The way I feel?  I’ve been legally related to them for 15 years and not once has been ‘allowed’ in their family.  Even when the dad was in the hospital the mom was questioning if it was ok for non-family to visit.
When I was pregnant I gave dad a ultrasound picture of the baby and the next day mum replaced it with a picture of a child from the neighborhood.
When I lost the baby she told me to suck it up because she lost 5 back in her day.

So basically I hand off my day off so that someone else can celebrate their holiday and I get strung up for purposefully destroying HER family.

I’m going to try acupuncture.  My first appointment is the day after tomorrow.

I want to address anxiety, depression, and the resulting pain.

I’m also going to ask about Sam-e and 5HTP.  If this doesn’t work then I’m going on meds.

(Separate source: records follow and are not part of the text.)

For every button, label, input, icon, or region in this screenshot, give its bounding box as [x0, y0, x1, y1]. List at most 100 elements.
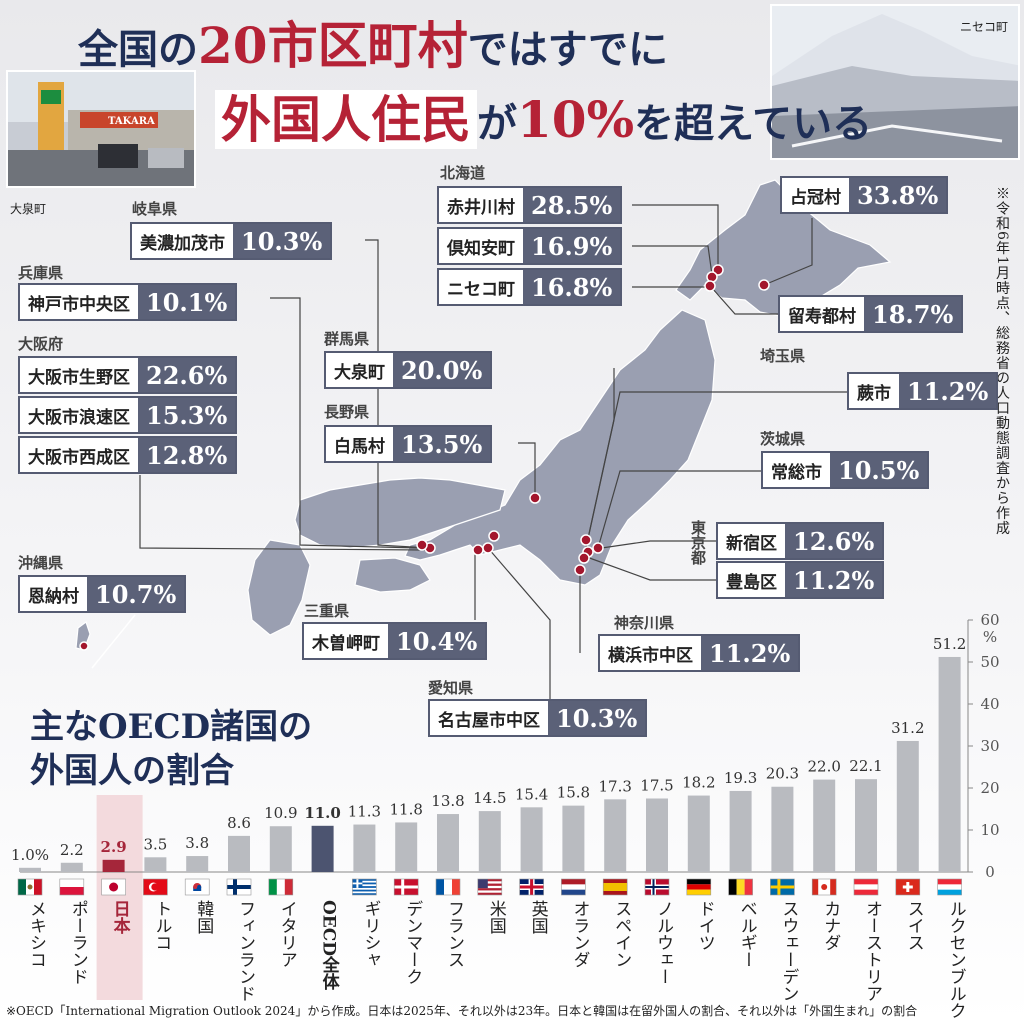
bar-16 [646, 798, 668, 872]
bar-value-label: 13.8 [431, 792, 464, 810]
bar-value-label: 22.1 [849, 757, 882, 775]
bar-1 [19, 867, 41, 872]
flag-usa-icon [477, 878, 503, 896]
flag-norway-icon [644, 878, 670, 896]
category-label: メキシコ [26, 900, 46, 968]
y-tick-label: 30 [980, 737, 999, 755]
municipality-value: 18.7% [864, 297, 962, 331]
category-label: フランス [444, 900, 464, 968]
bar-value-label: 11.3 [348, 803, 381, 821]
municipality-name: 大泉町 [326, 353, 393, 387]
municipality-name: 白馬村 [326, 427, 393, 461]
pref-hyogo: 兵庫県 [18, 264, 64, 282]
municipality-name: 名古屋市中区 [430, 701, 548, 735]
municipality-name: 大阪市浪速区 [20, 398, 138, 432]
headline-particle: が [477, 100, 517, 147]
bar-11 [437, 814, 459, 872]
municipality-name: 豊島区 [718, 563, 785, 597]
bar-value-label: 18.2 [682, 774, 715, 792]
bar-value-label: 51.2 [933, 635, 966, 653]
municipality-value: 15.3% [138, 398, 236, 432]
flag-netherlands-icon [561, 878, 586, 896]
municipality-value: 16.9% [523, 229, 621, 263]
bar-17 [687, 795, 710, 872]
category-label: ギリシャ [360, 900, 380, 968]
bar-value-label: 17.3 [598, 777, 631, 795]
flag-spain-icon [602, 878, 628, 896]
pref-mie: 三重県 [304, 602, 350, 620]
flag-finland-icon [226, 878, 252, 896]
bar-19 [771, 786, 794, 872]
bar-value-label: 15.8 [557, 784, 590, 802]
pref-nagano: 長野県 [324, 403, 370, 421]
bar-22 [896, 740, 919, 872]
municipality-name: 赤井川村 [439, 188, 523, 222]
bar-7 [269, 826, 292, 872]
municipality-name: 蕨市 [849, 374, 899, 408]
municipality-value: 10.3% [233, 224, 331, 258]
bar-3 [102, 859, 125, 872]
bar-value-label: 14.5 [473, 789, 506, 807]
municipality-name: 神戸市中央区 [20, 285, 138, 319]
label-joso: 常総市 10.5% [761, 451, 930, 489]
bar-4 [144, 857, 167, 872]
headline-line1: 全国の20市区町村ではすでに [78, 6, 668, 78]
bar-13 [520, 807, 543, 872]
municipality-value: 16.8% [523, 270, 621, 304]
pref-saitama: 埼玉県 [760, 347, 806, 365]
municipality-value: 10.1% [138, 285, 236, 319]
bar-21 [855, 779, 877, 872]
label-hakuba: 白馬村 13.5% [324, 425, 493, 463]
category-label: 英国 [528, 900, 549, 934]
category-label: ポーランド [68, 900, 88, 985]
label-niseko: ニセコ町 16.8% [437, 268, 623, 306]
flag-denmark-icon [393, 878, 419, 896]
label-warabi: 蕨市 11.2% [847, 372, 999, 410]
bar-value-label: 11.0 [304, 804, 341, 822]
label-osaka-naniwa: 大阪市浪速区 15.3% [18, 396, 238, 434]
flag-greece-icon [352, 878, 377, 896]
category-label: ベルギー [737, 900, 757, 968]
category-label: デンマーク [402, 900, 422, 985]
municipality-name: 大阪市生野区 [20, 358, 138, 392]
bar-value-label: 31.2 [891, 719, 924, 737]
municipality-value: 13.5% [393, 427, 491, 461]
bar-value-label: 3.5 [143, 835, 167, 853]
y-tick-label: 50 [980, 653, 999, 671]
headline-ending: を超えている [634, 100, 873, 147]
flag-sweden-icon [770, 878, 795, 896]
label-minokamo: 美濃加茂市 10.3% [130, 222, 333, 260]
label-kobe-chuo: 神戸市中央区 10.1% [18, 283, 238, 321]
flag-italy-icon [268, 878, 294, 896]
flag-poland-icon [59, 878, 85, 896]
category-label: ノルウェー [653, 900, 673, 985]
category-label: スペイン [611, 900, 631, 968]
label-shimukappu: 占冠村 33.8% [780, 176, 949, 214]
pref-tokyo: 東京都 [689, 520, 707, 565]
pref-aichi: 愛知県 [428, 679, 474, 697]
oecd-title-line2: 外国人の割合 [30, 751, 234, 791]
municipality-name: ニセコ町 [439, 270, 523, 304]
bar-9 [353, 824, 376, 872]
bar-6 [228, 835, 250, 872]
pref-hokkaido: 北海道 [440, 164, 486, 182]
bar-15 [604, 799, 627, 872]
headline-suffix: ではすでに [467, 26, 668, 73]
municipality-value: 10.5% [830, 453, 928, 487]
category-label: 日本 [110, 900, 131, 935]
municipality-value: 20.0% [393, 353, 491, 387]
category-label: オーストリア [862, 900, 882, 1002]
label-kutchan: 倶知安町 16.9% [437, 227, 623, 265]
category-label: OECD全体 [319, 900, 341, 991]
category-label: ルクセンブルク [946, 900, 966, 1019]
headline-line2: 外国人住民 が10%を超えている [215, 80, 872, 152]
pref-gifu: 岐阜県 [132, 200, 178, 218]
municipality-name: 常総市 [763, 453, 830, 487]
municipality-value: 11.2% [785, 563, 883, 597]
bar-2 [60, 862, 83, 872]
bar-5 [186, 856, 209, 872]
municipality-name: 恩納村 [20, 577, 87, 611]
bar-value-label: 2.9 [101, 838, 127, 856]
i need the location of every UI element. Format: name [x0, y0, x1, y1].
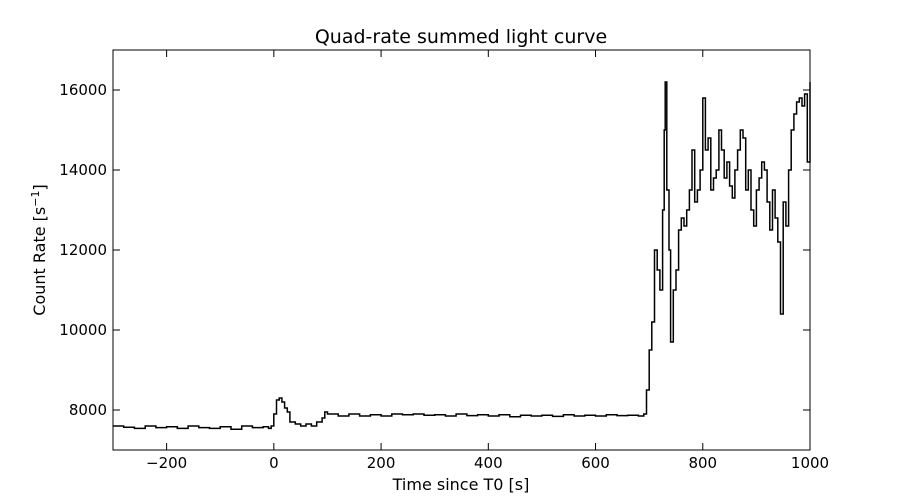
y-axis-title-main: Count Rate [s	[30, 207, 49, 316]
x-tick-label: 1000	[791, 454, 829, 472]
plot-area-background	[113, 50, 810, 450]
x-tick-label: 400	[474, 454, 503, 472]
tick-labels: −200 0 200 400 600 800 1000 8000 10000 12000 14000…	[59, 81, 829, 472]
x-tick-label: 600	[581, 454, 610, 472]
plot-frame	[112, 49, 811, 451]
x-tick-label: 0	[269, 454, 279, 472]
tick-marks	[113, 50, 811, 450]
x-axis-title: Time since T0 [s]	[392, 475, 530, 494]
y-axis-title-exponent: −1	[29, 191, 42, 207]
y-tick-label: 16000	[59, 81, 107, 99]
y-tick-label: 10000	[59, 321, 107, 339]
light-curve-line	[113, 81, 811, 430]
y-axis-title-end: ]	[30, 184, 49, 190]
chart-title: Quad-rate summed light curve	[315, 26, 607, 48]
x-tick-label: −200	[146, 454, 187, 472]
y-tick-label: 12000	[59, 241, 107, 259]
y-tick-label: 14000	[59, 161, 107, 179]
y-axis-title: Count Rate [s−1]	[29, 184, 49, 315]
x-tick-label: 200	[367, 454, 396, 472]
x-tick-label: 800	[688, 454, 717, 472]
y-tick-label: 8000	[69, 401, 107, 419]
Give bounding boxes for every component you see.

Today is the day my baby was due.

I started doing drugs when I was 12.

My mom was smoking pot at the time and didn’t see the harm in letting me try some.  Her belief was that I was going to try anyway, so she wanted me in a safe environment when I did.  I loved it and I began to smoke a lot.  My mom smoked a lot and she let me join in.

I drank for the  time at my aunt’s wedding when I was 13.  I drank a lot and got very drunk.  My mom said I could drink.  Again she was of the belief that I was going to drink anyway, so she wanted me in a safe environment. I drank Rum and Coke and I remember getting very hot, very thirsty, and then very tired.  I woke up in the trunk of the car.  (The car was parked and the trunk was open.)  I had to hang my head out the window on the way home.  I was sick and hung over for 4 days and didn’t drink again for years.

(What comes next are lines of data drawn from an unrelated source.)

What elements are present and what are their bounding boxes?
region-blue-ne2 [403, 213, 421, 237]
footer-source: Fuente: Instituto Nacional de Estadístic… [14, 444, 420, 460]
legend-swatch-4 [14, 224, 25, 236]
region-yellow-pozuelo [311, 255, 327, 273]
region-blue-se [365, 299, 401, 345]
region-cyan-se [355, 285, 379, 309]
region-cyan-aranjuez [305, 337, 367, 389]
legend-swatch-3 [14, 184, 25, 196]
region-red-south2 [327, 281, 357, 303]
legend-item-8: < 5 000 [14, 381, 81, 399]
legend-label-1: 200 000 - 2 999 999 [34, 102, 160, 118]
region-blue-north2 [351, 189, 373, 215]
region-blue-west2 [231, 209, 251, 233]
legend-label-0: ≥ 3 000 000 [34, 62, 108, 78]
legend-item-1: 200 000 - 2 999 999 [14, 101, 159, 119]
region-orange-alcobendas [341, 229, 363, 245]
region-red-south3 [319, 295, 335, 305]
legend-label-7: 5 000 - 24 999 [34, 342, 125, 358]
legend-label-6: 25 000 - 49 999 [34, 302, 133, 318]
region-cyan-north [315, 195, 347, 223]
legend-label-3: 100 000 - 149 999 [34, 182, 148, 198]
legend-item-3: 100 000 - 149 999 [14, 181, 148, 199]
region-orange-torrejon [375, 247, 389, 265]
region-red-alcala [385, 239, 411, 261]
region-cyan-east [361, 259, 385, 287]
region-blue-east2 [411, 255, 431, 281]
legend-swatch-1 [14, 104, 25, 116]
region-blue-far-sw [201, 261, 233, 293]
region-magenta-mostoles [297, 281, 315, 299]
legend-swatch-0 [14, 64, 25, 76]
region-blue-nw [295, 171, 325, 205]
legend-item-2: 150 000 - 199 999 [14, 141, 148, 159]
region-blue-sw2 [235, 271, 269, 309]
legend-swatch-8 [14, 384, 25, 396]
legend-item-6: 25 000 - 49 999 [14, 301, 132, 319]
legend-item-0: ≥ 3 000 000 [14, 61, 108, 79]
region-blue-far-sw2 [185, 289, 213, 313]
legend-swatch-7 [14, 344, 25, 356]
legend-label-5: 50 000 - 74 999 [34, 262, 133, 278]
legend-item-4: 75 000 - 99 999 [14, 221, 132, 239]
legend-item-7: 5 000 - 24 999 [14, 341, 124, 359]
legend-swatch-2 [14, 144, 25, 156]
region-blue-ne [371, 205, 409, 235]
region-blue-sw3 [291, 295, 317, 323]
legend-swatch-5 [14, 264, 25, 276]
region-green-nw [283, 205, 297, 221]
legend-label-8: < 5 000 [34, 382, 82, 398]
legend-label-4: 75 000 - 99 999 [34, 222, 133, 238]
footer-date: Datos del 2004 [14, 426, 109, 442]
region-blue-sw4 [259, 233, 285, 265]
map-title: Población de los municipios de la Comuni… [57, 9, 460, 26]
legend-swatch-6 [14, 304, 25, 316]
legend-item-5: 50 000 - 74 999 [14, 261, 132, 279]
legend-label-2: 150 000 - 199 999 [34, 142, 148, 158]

I drank a lot when my mom died.  Every night right before bed I would right flavored rum.  I never got drunk, I just wanted to sleep.  I just wanted to stop hurting.  I remember the first Christmas after she died I woke up and my first thought was “Can I start drinking yet.”  I couldn’t because I had to drive to my sister’s house.  But I knew I was going to drink as soon as I got home.

I only got drunk twice.  Once was accidental.  I poured more then I wanted, then drank it all at once.

The second time was intentional.  My stepfather was visiting and I was supposed to meet my whole family for dinner.  I ended up being 3 hours late because of work.  I got home and took a big swig of vodka on an empty stomach.  I was drunk before I left for the restaurant.  (I wasn’t driving.  I’ve never drunk and drive.)

I’ve been drug free for 14 years and sober for 7 years.

Today I remembered that I started self medicating WAY before the smoking with my mom.

When I lived in Reno, maybe I was 8 or 9, I had trouble sleeping.  I remember getting frustrated because it was my 3rd night in row with no sleep.  I went to the bathroom and saw baby asprin on the counter.  I took one, then I slept.  After that I snuck asprin to help me sleep.

I remember when the bottle ran out.  I told my dad it fell in the toilet.  He bought more.  I don’t remember how long it went on, when it stopped, or if anyone found out.  I just remember taking the baby asprin to help me sleep when I was 8 or 9.